WEITERE KONSULTATION ZUM EUROPÄISCHEN DIENSTLEISTUNGSSEKTOR – KOM
Die EU-Kommission hat am 27. Mai 2016 eine weitere öffentliche Konsultation zum Thema „Regulierung von Berufen: Verhältnismäßigkeit und nationale Aktionspläne der Mitgliedstaaten“ eingeleitet (s. EiÜ 17/16, 8/16). In dem Fragebogen besteht die Möglichkeit, die im Rahmen der sog. Transparenzinitiative ergangenen nationalen Aktionspläne der Mitgliedstaaten (s. EiÜ 16/16) und die dort vorgeschlagenen Reformmaßnahmen zu kommentieren. Der zweite Teil des Fragebogens betrifft das im Rahmen der Binnenmarktstrategie (s. EiÜ 35/15) für den Dienstleistungssektor vorgeschlagene Instrument des „Analyserasters“ und dessen Ausgestaltung. Das Analyseraster soll eine Methodik bieten, mit der sich die Verhältnismäßigkeit von berufsrechtlichen Regelungen umfassend evaluieren lässt. Die Ergebnisse der öffentlichen Konsultation sollen in einen Bericht der Kommission an das EU-Parlament und den Rat im Jahr 2017 einfließen. Ein konkreter Vorschlag zur Einführung des Analyserasters könnte neben länder- und berufsspezifischen Leitlinien zum Ende des Jahres 2016 erfolgen. Eine Beantwortung der Konsultation ist bis zum 19. August 2016 möglich.

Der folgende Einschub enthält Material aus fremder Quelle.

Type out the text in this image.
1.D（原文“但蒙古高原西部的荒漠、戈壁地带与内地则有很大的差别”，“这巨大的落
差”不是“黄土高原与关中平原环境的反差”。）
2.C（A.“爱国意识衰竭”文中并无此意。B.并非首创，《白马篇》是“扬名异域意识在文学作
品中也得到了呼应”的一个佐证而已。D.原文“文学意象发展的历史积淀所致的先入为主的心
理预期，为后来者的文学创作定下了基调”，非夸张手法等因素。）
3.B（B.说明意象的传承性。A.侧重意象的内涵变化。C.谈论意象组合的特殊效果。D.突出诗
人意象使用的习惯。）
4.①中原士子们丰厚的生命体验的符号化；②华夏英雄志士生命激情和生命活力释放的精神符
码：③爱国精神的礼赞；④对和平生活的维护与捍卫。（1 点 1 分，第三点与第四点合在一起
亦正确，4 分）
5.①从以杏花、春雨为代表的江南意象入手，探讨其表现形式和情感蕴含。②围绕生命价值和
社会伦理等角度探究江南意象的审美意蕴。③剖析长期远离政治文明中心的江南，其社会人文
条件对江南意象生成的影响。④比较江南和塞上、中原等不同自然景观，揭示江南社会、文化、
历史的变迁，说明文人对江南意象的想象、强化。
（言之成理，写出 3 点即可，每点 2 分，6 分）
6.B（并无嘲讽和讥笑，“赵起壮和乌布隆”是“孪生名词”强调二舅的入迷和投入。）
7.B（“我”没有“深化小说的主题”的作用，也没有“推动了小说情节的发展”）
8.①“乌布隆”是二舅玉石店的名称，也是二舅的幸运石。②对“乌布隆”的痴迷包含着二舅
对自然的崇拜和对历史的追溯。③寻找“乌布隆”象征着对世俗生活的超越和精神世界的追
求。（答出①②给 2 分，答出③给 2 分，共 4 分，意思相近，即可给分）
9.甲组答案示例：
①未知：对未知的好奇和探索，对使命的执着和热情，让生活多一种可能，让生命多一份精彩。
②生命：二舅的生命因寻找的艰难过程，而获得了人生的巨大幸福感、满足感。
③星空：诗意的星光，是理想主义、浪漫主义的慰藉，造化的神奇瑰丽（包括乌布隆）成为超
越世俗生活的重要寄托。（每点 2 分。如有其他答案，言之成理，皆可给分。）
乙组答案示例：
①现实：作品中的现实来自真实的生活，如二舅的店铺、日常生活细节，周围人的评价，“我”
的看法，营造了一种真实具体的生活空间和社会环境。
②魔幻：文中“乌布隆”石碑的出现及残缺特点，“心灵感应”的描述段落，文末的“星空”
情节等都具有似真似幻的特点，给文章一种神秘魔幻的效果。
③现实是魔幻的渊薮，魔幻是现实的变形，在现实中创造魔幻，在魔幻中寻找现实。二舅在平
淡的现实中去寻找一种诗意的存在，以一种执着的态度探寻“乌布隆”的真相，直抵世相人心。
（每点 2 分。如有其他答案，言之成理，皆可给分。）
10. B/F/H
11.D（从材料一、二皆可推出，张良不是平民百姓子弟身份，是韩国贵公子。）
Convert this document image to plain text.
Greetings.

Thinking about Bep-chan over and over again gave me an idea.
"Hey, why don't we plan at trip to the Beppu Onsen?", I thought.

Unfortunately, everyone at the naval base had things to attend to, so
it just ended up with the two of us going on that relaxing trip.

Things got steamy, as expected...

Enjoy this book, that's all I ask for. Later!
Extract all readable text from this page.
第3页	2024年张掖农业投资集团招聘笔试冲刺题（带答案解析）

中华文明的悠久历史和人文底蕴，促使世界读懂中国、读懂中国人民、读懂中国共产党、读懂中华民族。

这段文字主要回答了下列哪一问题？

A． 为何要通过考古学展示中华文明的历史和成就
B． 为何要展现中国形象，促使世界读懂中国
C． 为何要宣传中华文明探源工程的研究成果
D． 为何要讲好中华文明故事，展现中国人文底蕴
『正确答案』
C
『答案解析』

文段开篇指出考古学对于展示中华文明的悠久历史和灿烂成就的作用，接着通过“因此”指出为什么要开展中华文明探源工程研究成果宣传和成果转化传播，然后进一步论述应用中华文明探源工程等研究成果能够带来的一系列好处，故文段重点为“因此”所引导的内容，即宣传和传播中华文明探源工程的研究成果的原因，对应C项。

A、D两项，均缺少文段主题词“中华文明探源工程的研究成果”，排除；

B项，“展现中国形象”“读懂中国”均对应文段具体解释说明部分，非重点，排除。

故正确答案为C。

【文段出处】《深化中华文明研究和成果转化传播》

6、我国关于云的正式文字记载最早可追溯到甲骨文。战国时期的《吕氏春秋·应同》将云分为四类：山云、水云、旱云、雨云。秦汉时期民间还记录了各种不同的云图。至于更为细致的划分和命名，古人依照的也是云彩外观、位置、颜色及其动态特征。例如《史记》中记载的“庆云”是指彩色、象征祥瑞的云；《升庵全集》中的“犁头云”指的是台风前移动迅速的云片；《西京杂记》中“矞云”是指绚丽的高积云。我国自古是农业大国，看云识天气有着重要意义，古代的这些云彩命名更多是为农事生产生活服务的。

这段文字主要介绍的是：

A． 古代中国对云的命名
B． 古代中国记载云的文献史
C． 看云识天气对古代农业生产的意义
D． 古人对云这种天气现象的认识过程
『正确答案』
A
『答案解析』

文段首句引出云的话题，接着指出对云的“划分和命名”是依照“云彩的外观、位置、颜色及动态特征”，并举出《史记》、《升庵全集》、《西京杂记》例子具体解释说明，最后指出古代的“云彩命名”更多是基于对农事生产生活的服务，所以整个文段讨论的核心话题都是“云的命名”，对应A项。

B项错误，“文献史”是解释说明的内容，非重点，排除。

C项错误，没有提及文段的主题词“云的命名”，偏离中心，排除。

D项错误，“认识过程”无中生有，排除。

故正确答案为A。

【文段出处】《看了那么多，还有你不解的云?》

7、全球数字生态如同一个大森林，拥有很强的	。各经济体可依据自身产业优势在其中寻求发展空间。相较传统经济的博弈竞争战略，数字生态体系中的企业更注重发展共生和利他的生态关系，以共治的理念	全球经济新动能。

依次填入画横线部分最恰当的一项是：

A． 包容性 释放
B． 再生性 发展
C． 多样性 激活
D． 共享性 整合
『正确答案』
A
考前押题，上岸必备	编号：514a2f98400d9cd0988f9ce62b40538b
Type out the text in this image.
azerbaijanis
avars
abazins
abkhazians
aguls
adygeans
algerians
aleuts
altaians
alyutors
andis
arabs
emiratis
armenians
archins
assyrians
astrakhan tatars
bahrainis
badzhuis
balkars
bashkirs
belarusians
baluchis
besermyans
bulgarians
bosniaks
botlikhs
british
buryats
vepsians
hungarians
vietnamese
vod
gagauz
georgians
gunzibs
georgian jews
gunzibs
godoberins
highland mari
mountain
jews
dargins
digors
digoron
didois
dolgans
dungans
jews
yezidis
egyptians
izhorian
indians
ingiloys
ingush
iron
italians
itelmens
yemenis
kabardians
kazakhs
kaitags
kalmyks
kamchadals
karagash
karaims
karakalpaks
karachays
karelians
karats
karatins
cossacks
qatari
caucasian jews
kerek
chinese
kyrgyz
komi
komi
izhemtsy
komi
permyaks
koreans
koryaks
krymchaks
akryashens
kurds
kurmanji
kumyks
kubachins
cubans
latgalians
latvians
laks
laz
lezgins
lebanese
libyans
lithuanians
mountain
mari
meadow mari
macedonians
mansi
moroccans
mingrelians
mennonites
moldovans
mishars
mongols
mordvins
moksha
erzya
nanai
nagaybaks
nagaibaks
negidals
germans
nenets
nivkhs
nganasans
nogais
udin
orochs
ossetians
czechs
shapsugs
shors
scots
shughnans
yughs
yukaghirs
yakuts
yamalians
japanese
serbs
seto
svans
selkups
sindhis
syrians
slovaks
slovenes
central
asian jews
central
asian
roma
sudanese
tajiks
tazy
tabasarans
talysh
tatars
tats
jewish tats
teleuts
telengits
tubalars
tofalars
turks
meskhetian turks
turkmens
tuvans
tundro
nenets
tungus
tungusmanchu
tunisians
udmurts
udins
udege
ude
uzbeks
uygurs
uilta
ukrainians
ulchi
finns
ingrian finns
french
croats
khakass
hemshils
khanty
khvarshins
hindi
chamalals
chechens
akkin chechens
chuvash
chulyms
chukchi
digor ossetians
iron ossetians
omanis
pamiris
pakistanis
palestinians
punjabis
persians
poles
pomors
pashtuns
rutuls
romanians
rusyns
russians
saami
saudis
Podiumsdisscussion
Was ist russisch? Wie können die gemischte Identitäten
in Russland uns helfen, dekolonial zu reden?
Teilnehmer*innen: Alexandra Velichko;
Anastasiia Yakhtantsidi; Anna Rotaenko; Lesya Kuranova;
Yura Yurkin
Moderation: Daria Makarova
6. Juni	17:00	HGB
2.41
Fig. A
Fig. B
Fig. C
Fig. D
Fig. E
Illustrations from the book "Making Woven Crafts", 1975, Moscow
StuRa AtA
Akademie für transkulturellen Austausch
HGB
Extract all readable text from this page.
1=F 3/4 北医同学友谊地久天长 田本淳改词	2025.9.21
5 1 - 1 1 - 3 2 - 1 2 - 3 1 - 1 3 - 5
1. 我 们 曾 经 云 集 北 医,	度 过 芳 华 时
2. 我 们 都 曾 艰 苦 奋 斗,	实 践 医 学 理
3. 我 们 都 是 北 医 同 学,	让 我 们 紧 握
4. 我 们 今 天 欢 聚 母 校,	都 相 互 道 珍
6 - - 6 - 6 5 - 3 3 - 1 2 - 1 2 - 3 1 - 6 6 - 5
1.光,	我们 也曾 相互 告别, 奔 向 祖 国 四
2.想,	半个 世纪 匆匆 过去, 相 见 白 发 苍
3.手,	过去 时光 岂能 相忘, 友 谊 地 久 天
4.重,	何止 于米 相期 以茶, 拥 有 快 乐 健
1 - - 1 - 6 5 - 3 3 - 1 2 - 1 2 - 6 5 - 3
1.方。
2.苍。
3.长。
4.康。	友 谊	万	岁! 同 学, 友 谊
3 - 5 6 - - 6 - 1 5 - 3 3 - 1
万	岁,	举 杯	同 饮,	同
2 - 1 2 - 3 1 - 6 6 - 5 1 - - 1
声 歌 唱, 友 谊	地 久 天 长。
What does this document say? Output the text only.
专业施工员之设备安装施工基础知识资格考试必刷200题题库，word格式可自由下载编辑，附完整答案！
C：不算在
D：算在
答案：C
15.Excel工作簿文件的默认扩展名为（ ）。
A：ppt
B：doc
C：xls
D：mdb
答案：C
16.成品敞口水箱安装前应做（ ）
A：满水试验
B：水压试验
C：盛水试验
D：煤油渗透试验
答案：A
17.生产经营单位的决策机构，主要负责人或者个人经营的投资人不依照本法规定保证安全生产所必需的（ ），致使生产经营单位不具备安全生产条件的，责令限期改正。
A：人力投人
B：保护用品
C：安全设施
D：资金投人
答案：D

DEUTSCHER ANWALTSTAG 2016 – DAV
Aufgrund des vom 1. bis 3 Juni 2016 in Berlin stattfindenden 67. Deutschen Anwaltstages des Deutschen Anwaltvereins, erhalten Sie die nächste Ausgabe von „Europa im Überblick“ in zwei Wochen. Der Anwaltstag steht in diesem Jahr unter dem Motto „Wenn das Strafrecht alles richten soll – Ultima Ratio oder Aktionismus“ (s. hier das Gesamtprogramm).